Joe Wingate brought over from Northern Ireland a pure strain of chickens in 1870 into his Alabama farm. These birds were mostly brown red in breast and feather color, with some showing ginger colors, but all showing dark legs and hazel eyes. The hens in particular were sharp and stylish looking, all of them dark brown or ginger and some showing straw neck feathers. The stock were medium stationed and many grew spurs.
One of the Irish hens among his brood was Joe`s personal choice and he even had the chicken set up and mounted when she died as a memento of her best breeding days. This stuffed and preserved progenitus of the Brown Red bloodline is still on display but it looks nothing like the modern generation hens of the Wingate bloodline of Brown Reds. The cocks of this family were not big cocks weighing in at 5.4 lbs. or under. Joe Wingate made the effort to improve the bloodline by crossing with an English hen, mahogany colored and with dark legs, then line breeding to the original line to keep the stock intact and with new vigor. The line from this mix was brown feathered or ginger red breasted, had dark legs and hazel eyes like the original Irish gamefowl he shipped in. They were broad backed and not heavy, though strong boned.
These fighters were quick off the drop, fast and strong in the mix-up; with the cocks just rushing at their enemy with wild cutting attacks that don\'t stop. They break for defense, but don't fly high.
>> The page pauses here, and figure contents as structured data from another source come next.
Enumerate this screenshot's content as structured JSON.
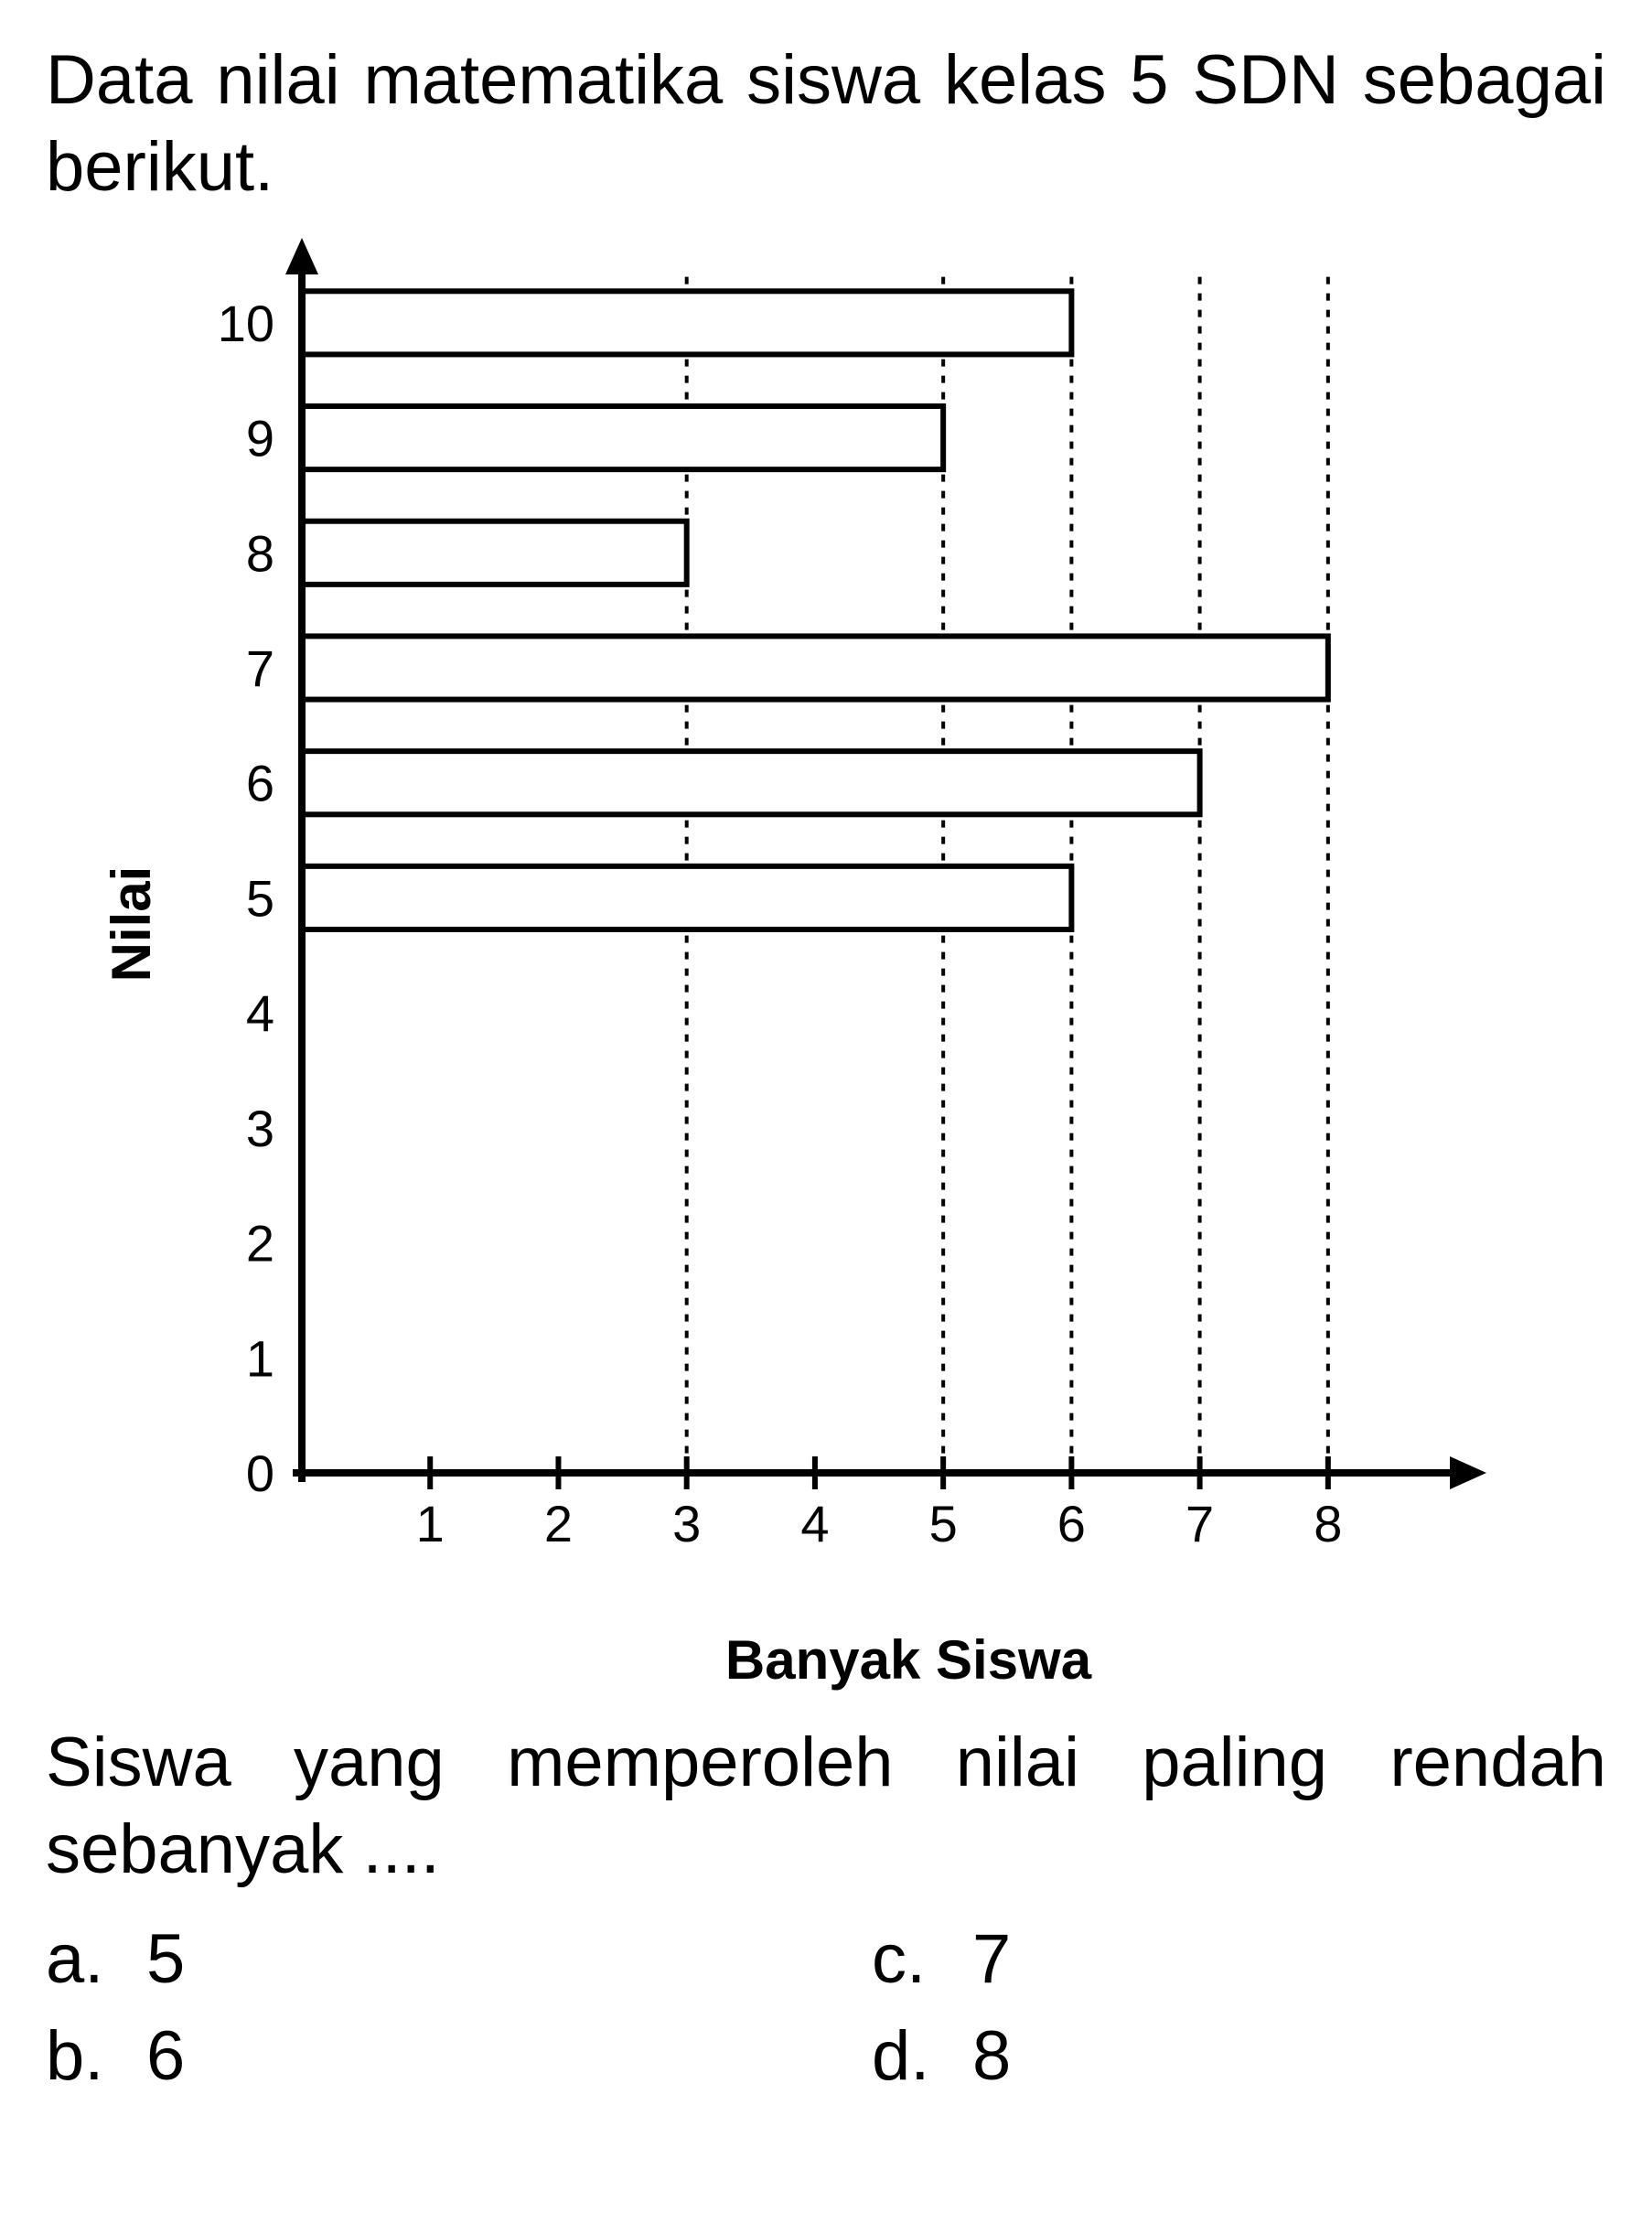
{
  "intro": "Data nilai matematika siswa kelas 5 SDN sebagai berikut.",
  "chart": {
    "type": "bar-horizontal",
    "ylabel": "Nilai",
    "xlabel": "Banyak Siswa",
    "y_ticks": [
      "0",
      "1",
      "2",
      "3",
      "4",
      "5",
      "6",
      "7",
      "8",
      "9",
      "10"
    ],
    "x_ticks": [
      "1",
      "2",
      "3",
      "4",
      "5",
      "6",
      "7",
      "8"
    ],
    "bars": [
      {
        "category": "10",
        "value": 6
      },
      {
        "category": "9",
        "value": 5
      },
      {
        "category": "8",
        "value": 3
      },
      {
        "category": "7",
        "value": 8
      },
      {
        "category": "6",
        "value": 7
      },
      {
        "category": "5",
        "value": 6
      }
    ],
    "bar_fill": "#ffffff",
    "bar_stroke": "#000000",
    "bar_stroke_width": 6,
    "axis_stroke": "#000000",
    "axis_stroke_width": 8,
    "grid_dash": "8,10",
    "tick_fontsize": 56,
    "label_fontsize": 60,
    "bar_height_ratio": 0.55,
    "background_color": "#ffffff"
  },
  "question": "Siswa yang memperoleh nilai paling rendah sebanyak ....",
  "options": {
    "a": "5",
    "b": "6",
    "c": "7",
    "d": "8"
  }
}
line breeding with the English hen made for heavier fighters, around
6.2 lbs. Then, to further enhance the Wingate stock, Mister Holly Chappell from Alabama, took a winning
fighter from one of his trips to the South and brought it back home
to breed with hens that were north Britain and brown red crosses.
Friends with Joe Wingate, he lent Joe one cock from the cross and
this was bred to a Brown Red hen from the mahogany chicken cross. After reducing the new cross a bit,
Wingate bred the Chappell experiment into his own Irish stock. The
final offspring becoming the beloved Wingate Brown Red speed slasher
we all know and love. Joe Wingate passed on in 1924 and left behind a broodfowl that many cockers still treasure as a pure bred stock as well as a base for breeding a better gamefowl.
The colour brown-red , just as black-red comes from the English pit description of fowl to be fought in the pit. Breast colour always is first named as it is not trimmed in any fashion. So the literal description of a brown-red is a brown breasted fowl with a red top.
Favorable Crossing Matches
the Brown Red is already fast and pugnacious, crossing with a quarter
of Hatch, Asil or Jap, gives them added power hitting, endurance, and
the wits to fight drag fights against superior opponents.